[jira] [Updated] (HDFS-12618) fsck -includeSnapshots reports wrong amount of total blocks

Wellington Chevreuil (JIRA) Sat, 25 Nov 2017 09:21:41 -0800

     [ 
https://issues.apache.org/jira/browse/HDFS-12618?page=com.atlassian.jira.plugin.system.issuetabpanels:all-tabpanel
 ]


Wellington Chevreuil updated HDFS-12618:
----------------------------------------
    Attachment: HDFS-12618.004.patch

Here goes another patch attempt. I believe to have found a solution for all the 
cases. Some explanations below:

1) For each file in *.snapshot* folder, it first checks if the path resolves to 
an instance of *INodeFile*. This would be the case for non-renamed files. 
1.1) In this case, we need to check if the given file only exists on snapshots, 
that's possible by calling *inodeFile.isWithSnapshot()*.
1.2) If the file only exists on snapshots, we should then check if it has been 
deleted from original folder, appended or truncated. 
1.3) Files appended or truncated will still have a valid inode outside of 
snapshot folder, as long as original file has not been deleted yet.
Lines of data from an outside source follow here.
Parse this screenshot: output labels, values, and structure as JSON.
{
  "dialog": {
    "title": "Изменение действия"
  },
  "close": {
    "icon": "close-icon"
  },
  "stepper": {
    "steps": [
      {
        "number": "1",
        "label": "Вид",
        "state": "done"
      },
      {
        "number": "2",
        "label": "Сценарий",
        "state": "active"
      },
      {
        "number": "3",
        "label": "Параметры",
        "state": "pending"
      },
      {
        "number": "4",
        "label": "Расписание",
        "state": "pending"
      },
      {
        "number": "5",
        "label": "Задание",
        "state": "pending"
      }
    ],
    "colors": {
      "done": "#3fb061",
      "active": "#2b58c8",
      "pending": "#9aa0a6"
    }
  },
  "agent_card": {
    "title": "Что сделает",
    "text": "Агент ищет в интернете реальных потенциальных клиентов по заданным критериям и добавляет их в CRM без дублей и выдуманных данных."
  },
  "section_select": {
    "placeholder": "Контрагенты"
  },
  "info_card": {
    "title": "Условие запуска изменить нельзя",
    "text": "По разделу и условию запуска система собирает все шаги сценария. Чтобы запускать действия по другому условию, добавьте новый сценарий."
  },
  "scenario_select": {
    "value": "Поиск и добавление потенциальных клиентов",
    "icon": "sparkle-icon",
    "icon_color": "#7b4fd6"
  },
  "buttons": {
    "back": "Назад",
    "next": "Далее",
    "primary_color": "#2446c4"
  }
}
To check 
this condition, we can call 
*dir.getINodesInPath(inodeFile.getName(),FSDirectory.DirOp.READ).validate();*.
For appended/truncated cases we then need to compare blocks for file in 
snaphsot folder with those to original file, counting only blocks from files in 
snapshot there are not in the original file (outside snapshot).
1.4) If file has been deleted from original folder, it exists only within 
snapshots. Call for 
*dir.getINodesInPath(inodeFile.getName(),FSDirectory.DirOp.READ).validate();* 
will throw an AssertionError in such cases, so in the catch statement we can 
then verify two additional conditions:
1.4.1) If we checking last snapshot, we can simply count all the blocks for the 
file. 
1.4.2) If this is not last snapshot, we need to compare blocks on this file 
with the ones on the last snapshot, and count only those blocks that are not on 
last snapshot.
2) Renamed files will be resolved as either *INodeReference.DstReference* or 
*INodeReference.WithName)*.
2.1) *INodeReference.DstReference* will be the case where file has been renamed 
on original folder, then got renamed and snapshoted again. In this case, we 
only have to count the block if the original file gets deleted. In such 
scenario, *referenceIip.getLastINode()* returns null, so we can count the 
blocks.
2.2) Files in snapshot that then got renamed on the original folder will be 
*INodeReference.WithName*. If the original file gets deleted outside of the 
snapshot, it then needs to be counted. This can be identified by following 
condition: *referenceIip.getLastINode() == null && inode.asFile().getParent() 
== null*.

Current patch is implementing the conditions described above, along with 
additional 12 unit tests for different variations of possible scenarios.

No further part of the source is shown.